Figure 7. BO‐110 adjuvant treatment prevents metastatic melanoma relapse

1. Efficacy of BO‐110 as an adjuvant (preventing relapse after surgical removal of the primary lesion). Shown are representative examples of Vegfr3^Luc mice implanted with mCherry‐SK‐Mel‐147 and imaged for luciferase emission (prior to and after tumor removal). Animals were left to recover from surgery (4 days) and then treated for 2 weeks (four doses) with 0.8 mg/kg BO‐110 or vehicle control (n = 8 for control and n = 10 for treatment arm). Scale, p/s/cm²/sr ×10⁶.

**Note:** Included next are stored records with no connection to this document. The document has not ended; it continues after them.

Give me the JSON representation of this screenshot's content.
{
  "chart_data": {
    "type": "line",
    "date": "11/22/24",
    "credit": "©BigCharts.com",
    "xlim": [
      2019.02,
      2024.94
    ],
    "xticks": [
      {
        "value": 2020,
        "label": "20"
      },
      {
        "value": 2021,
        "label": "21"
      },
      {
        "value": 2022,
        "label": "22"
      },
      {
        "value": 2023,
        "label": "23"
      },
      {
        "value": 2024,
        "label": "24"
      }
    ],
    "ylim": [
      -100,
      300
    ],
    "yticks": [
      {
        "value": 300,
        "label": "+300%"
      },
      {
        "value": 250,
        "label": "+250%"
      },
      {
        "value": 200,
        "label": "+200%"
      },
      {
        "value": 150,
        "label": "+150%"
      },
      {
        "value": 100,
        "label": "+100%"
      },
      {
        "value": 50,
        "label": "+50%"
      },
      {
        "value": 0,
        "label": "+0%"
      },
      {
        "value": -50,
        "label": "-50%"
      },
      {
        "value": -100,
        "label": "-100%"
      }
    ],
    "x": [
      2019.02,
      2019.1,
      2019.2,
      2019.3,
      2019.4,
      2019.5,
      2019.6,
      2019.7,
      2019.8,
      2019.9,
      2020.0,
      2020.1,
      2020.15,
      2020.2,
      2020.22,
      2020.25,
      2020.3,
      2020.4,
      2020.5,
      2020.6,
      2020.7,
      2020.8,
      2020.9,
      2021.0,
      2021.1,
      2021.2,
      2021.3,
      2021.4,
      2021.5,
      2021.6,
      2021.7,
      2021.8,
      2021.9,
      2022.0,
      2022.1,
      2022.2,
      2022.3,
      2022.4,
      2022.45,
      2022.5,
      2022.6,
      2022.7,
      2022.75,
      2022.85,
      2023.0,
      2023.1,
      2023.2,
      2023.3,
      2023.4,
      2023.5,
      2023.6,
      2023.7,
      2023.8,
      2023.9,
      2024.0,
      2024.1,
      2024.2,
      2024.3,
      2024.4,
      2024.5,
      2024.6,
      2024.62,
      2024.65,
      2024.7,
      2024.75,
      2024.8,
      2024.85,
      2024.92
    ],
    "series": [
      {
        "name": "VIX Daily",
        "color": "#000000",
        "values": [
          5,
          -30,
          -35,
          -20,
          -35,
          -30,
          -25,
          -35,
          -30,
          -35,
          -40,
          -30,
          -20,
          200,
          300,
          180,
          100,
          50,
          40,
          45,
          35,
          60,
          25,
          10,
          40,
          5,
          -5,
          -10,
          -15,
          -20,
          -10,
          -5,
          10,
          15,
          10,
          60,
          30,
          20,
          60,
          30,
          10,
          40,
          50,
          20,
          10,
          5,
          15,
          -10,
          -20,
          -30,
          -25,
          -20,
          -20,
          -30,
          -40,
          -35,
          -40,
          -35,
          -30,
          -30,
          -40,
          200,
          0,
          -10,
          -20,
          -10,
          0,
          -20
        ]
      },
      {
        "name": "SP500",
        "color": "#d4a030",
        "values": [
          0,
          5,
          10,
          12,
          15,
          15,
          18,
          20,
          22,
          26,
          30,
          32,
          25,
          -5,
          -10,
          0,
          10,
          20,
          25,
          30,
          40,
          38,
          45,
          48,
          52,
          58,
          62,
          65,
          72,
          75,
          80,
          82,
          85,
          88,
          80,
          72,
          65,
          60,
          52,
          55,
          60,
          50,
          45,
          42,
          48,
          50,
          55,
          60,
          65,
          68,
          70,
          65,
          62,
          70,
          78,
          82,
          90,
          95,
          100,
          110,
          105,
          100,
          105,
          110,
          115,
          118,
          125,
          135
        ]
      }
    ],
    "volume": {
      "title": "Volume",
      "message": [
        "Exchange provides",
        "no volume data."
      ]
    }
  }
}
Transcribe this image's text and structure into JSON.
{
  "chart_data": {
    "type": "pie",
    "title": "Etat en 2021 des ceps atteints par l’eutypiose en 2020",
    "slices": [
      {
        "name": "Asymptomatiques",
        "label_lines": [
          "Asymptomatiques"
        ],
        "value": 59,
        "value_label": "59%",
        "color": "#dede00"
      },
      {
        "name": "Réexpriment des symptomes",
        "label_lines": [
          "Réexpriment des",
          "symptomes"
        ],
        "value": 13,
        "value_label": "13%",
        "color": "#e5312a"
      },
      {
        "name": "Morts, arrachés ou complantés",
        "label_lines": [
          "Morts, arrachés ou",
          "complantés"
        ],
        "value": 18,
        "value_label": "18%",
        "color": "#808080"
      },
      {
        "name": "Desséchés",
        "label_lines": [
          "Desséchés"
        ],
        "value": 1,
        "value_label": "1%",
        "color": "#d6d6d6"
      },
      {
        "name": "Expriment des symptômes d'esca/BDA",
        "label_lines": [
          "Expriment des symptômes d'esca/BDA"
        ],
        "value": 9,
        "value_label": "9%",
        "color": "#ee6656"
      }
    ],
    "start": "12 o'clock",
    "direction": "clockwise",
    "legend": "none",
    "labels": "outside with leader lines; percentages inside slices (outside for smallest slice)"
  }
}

2. mCherry emission from tumor cells of the animals in (A). Scale, p/s/cm²/sr ×10⁹.

3. The Kaplan–Meier survival curves of animals treated as in (A). 8 of 8 animals treated with vehicle (V) control had to be sacrificed for humane reasons 110 days after surgery. 9 of 10 animals in the BO‐110 arm (BO) remained tumor‐free 8 months after stopping treatment. The gray box marks the period of treatment with BO‐110. Statistical significance was determined by the logrank test.